For coding tool integration: Aider setup · Ollama guide · Continue setup

When 32GB isn’t enough

If you need larger models (70B+), your options are:

NVIDIA RTX Spark (128GB, fall 2026) — Runs 120B models
Mac Studio (128-192GB) — Available now
API models — DeepSeek V4-Pro at $0.435/M is cheaper than buying hardware for occasional use

FAQ

RTX 4090 (24GB) or RTX 5090 (32GB)?

The extra 8GB on the 5090 lets you run Devstral 2 and Mistral Medium 3.5 comfortably. If you only plan to run 27B models, the 4090 is fine. If you want the largest models that fit on a single consumer GPU, get the 5090.

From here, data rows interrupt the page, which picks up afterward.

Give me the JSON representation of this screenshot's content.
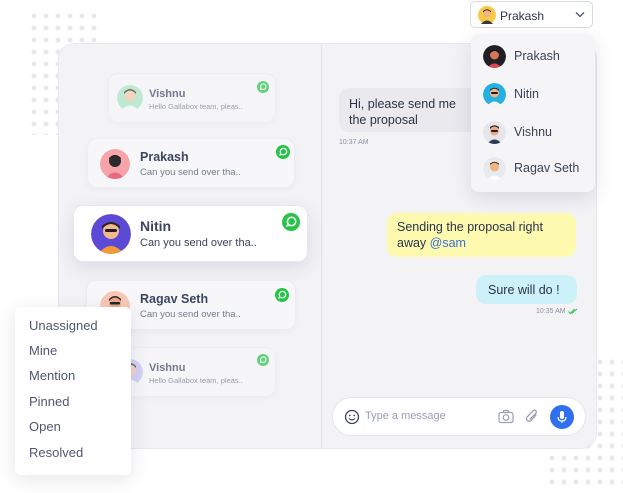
{
  "agent_selector": {
    "selected": "Prakash",
    "options": [
      "Prakash",
      "Nitin",
      "Vishnu",
      "Ragav Seth"
    ]
  },
  "conversations": [
    {
      "name": "Vishnu",
      "preview": "Hello Gallabox team, pleas..",
      "channel_icon": "whatsapp-icon"
    },
    {
      "name": "Prakash",
      "preview": "Can you send over tha..",
      "channel_icon": "whatsapp-icon"
    },
    {
      "name": "Nitin",
      "preview": "Can you send over tha..",
      "channel_icon": "whatsapp-icon"
    },
    {
      "name": "Ragav Seth",
      "preview": "Can you send over tha..",
      "channel_icon": "whatsapp-icon"
    },
    {
      "name": "Vishnu",
      "preview": "Hello Gallabox team, pleas..",
      "channel_icon": "whatsapp-icon"
    }
  ],
  "chat": {
    "messages": [
      {
        "direction": "incoming",
        "text": "Hi, please send me the proposal",
        "time": "10:37 AM"
      },
      {
        "direction": "outgoing",
        "text": "Sending the proposal right away ",
        "mention": "@sam"
      },
      {
        "direction": "outgoing",
        "text": "Sure will do !",
        "time": "10:35 AM",
        "status": "read"
      }
    ],
    "input": {
      "placeholder": "Type a message",
      "icons": [
        "emoji-icon",
        "camera-icon",
        "attachment-icon",
        "microphone-icon"
      ]
    }
  },
  "status_filter": {
    "options": [
      "Unassigned",
      "Mine",
      "Mention",
      "Pinned",
      "Open",
      "Resolved"
    ]
  },
  "colors": {
    "accent_blue": "#2f6ff0",
    "whatsapp_green": "#27c449",
    "outgoing_bubble": "#fdfab0",
    "reply_bubble": "#cdf1f8",
    "mention": "#3b6fd8"
  }
}
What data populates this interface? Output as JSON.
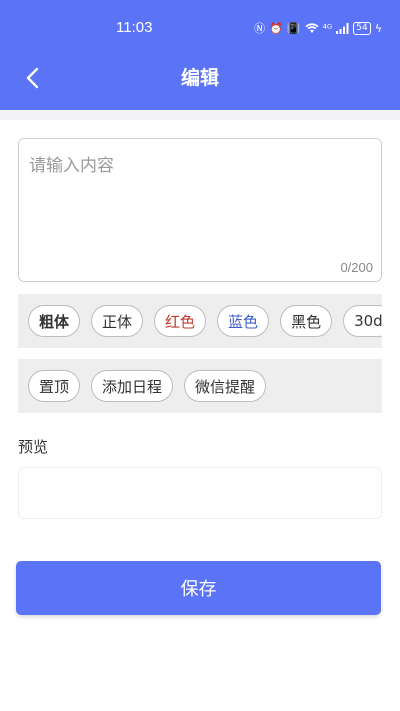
{
  "status_bar": {
    "time": "11:03",
    "signal_text": "⁴ᴳ",
    "battery": "54"
  },
  "header": {
    "title": "编辑",
    "bg_color": "#5b73f7"
  },
  "editor": {
    "placeholder": "请输入内容",
    "value": "",
    "counter": "0/200"
  },
  "format_chips": [
    {
      "label": "粗体",
      "color": "#333333"
    },
    {
      "label": "正体",
      "color": "#333333"
    },
    {
      "label": "红色",
      "color": "#c0392b"
    },
    {
      "label": "蓝色",
      "color": "#3f5fc8"
    },
    {
      "label": "黑色",
      "color": "#333333"
    },
    {
      "label": "30d",
      "color": "#333333"
    }
  ],
  "action_chips": [
    {
      "label": "置顶"
    },
    {
      "label": "添加日程"
    },
    {
      "label": "微信提醒"
    }
  ],
  "preview": {
    "label": "预览",
    "content": ""
  },
  "save_button": {
    "label": "保存",
    "color": "#5b73f7"
  }
}
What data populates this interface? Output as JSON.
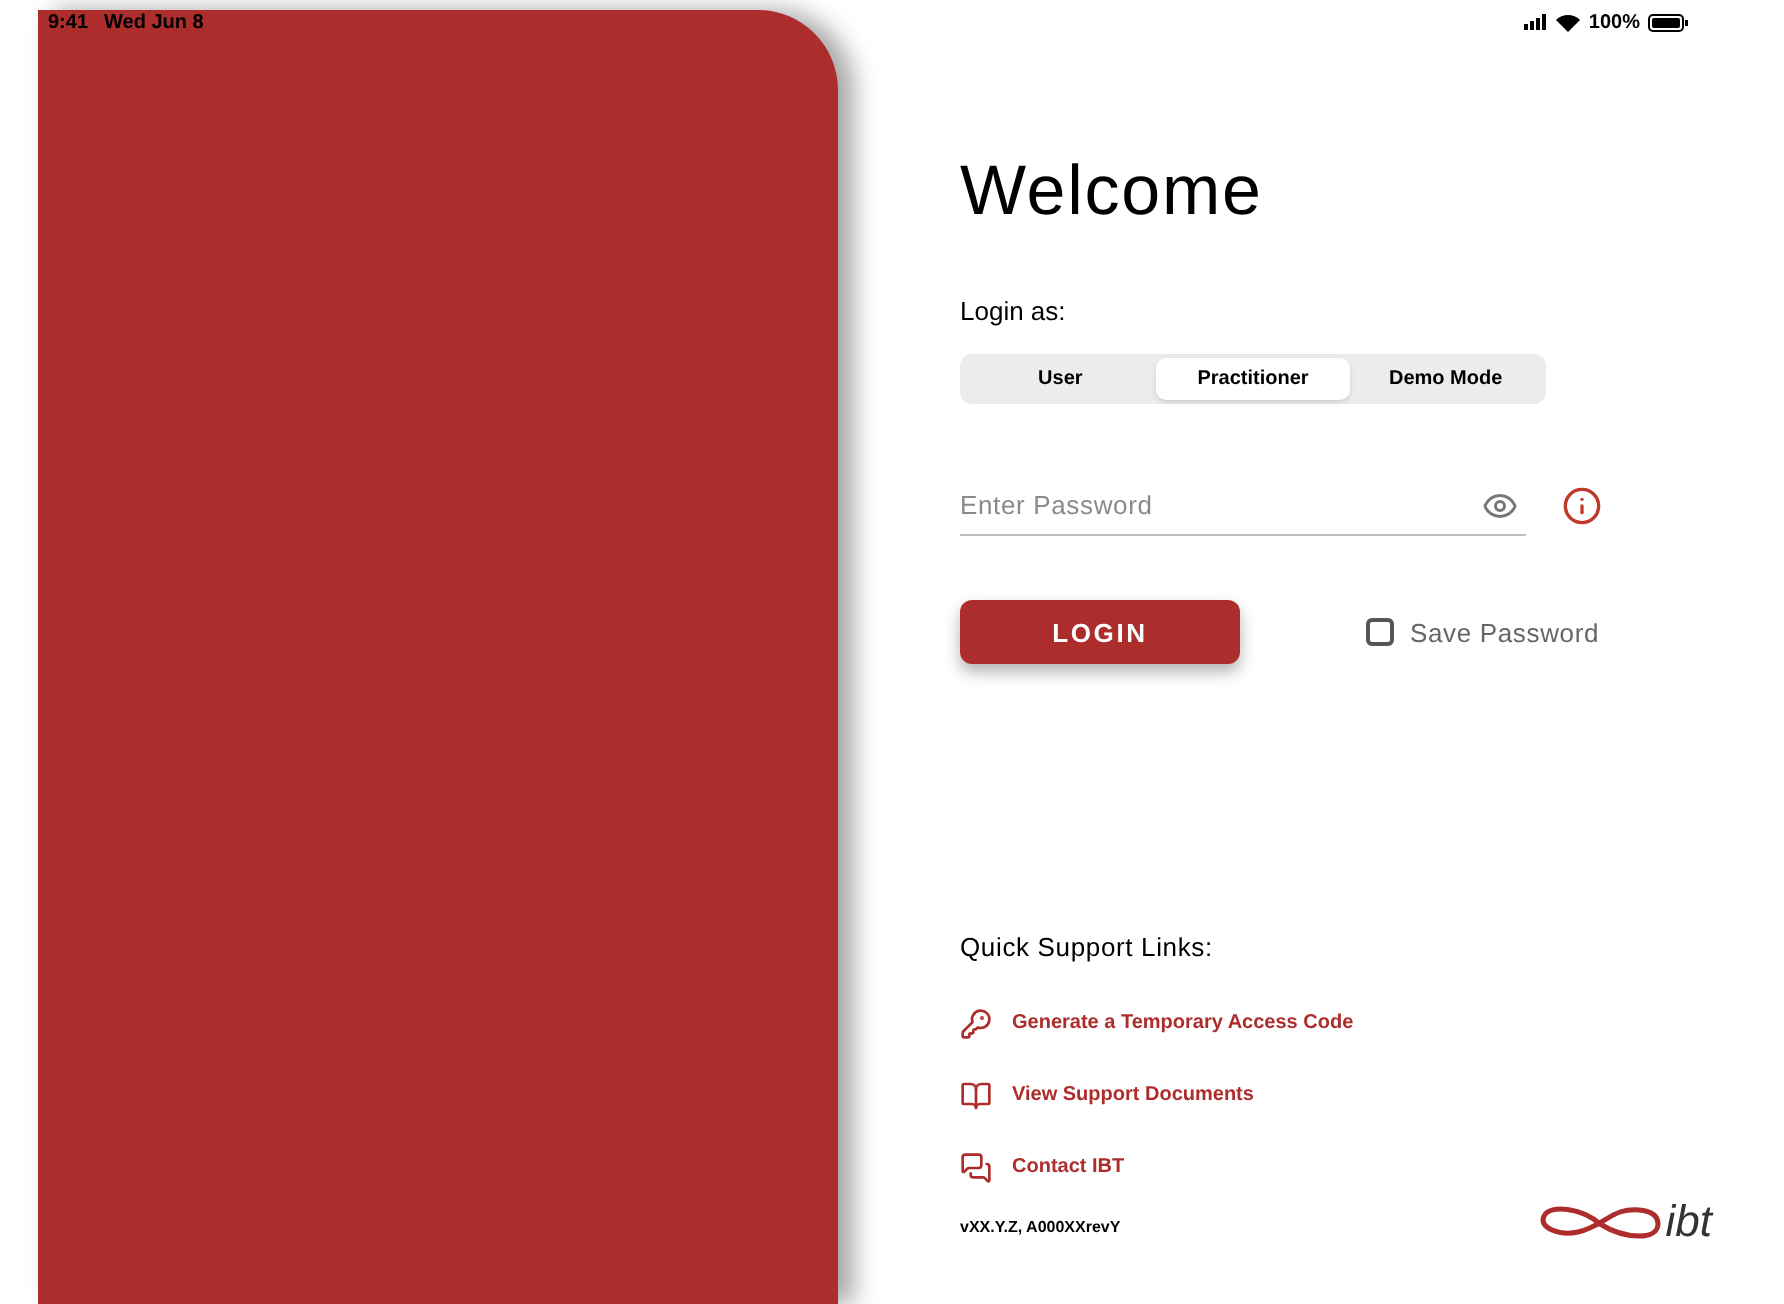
{
  "status_bar": {
    "time": "9:41",
    "date": "Wed Jun 8",
    "battery": "100%"
  },
  "title": "Welcome",
  "login_as": {
    "label": "Login as:",
    "options": [
      {
        "label": "User",
        "selected": false
      },
      {
        "label": "Practitioner",
        "selected": true
      },
      {
        "label": "Demo Mode",
        "selected": false
      }
    ]
  },
  "password": {
    "placeholder": "Enter Password"
  },
  "login_button": "LOGIN",
  "save_password": {
    "label": "Save Password",
    "checked": false
  },
  "support": {
    "heading": "Quick Support Links:",
    "links": [
      {
        "kind": "key",
        "label": "Generate a Temporary Access Code"
      },
      {
        "kind": "book",
        "label": "View Support Documents"
      },
      {
        "kind": "chat",
        "label": "Contact IBT"
      }
    ]
  },
  "version": "vXX.Y.Z, A000XXrevY",
  "logo": "ibt"
}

Can I run two models simultaneously?

On 32GB: two small models (7B + 14B = 12GB) yes. Two 27B models: no. Ollama handles model loading/unloading automatically.

Q4 vs Q6 vs FP16?

Q4_K_M: best balance of quality and memory. Q6_K: slightly better quality, 50% more memory. FP16: full quality but doubles memory. For 24-32GB GPUs, Q4_K_M is almost always the right choice. Quality difference is minimal. See quantization guide.

How does local compare to API quality?

Qwen 3.6 27B locally produces ~85% of API model quality (DeepSeek V4-Pro). For most coding tasks, the difference is minor. Where API models clearly win: complex multi-file refactoring and novel algorithms.

Should I wait for RTX Spark instead?

If you need models larger than 50B: yes, RTX Spark (128GB, fall 2026) opens up 120B models locally. If 27-35B models serve your needs: buy an RTX 4090/5090 now. See Best LLMs for RTX Spark.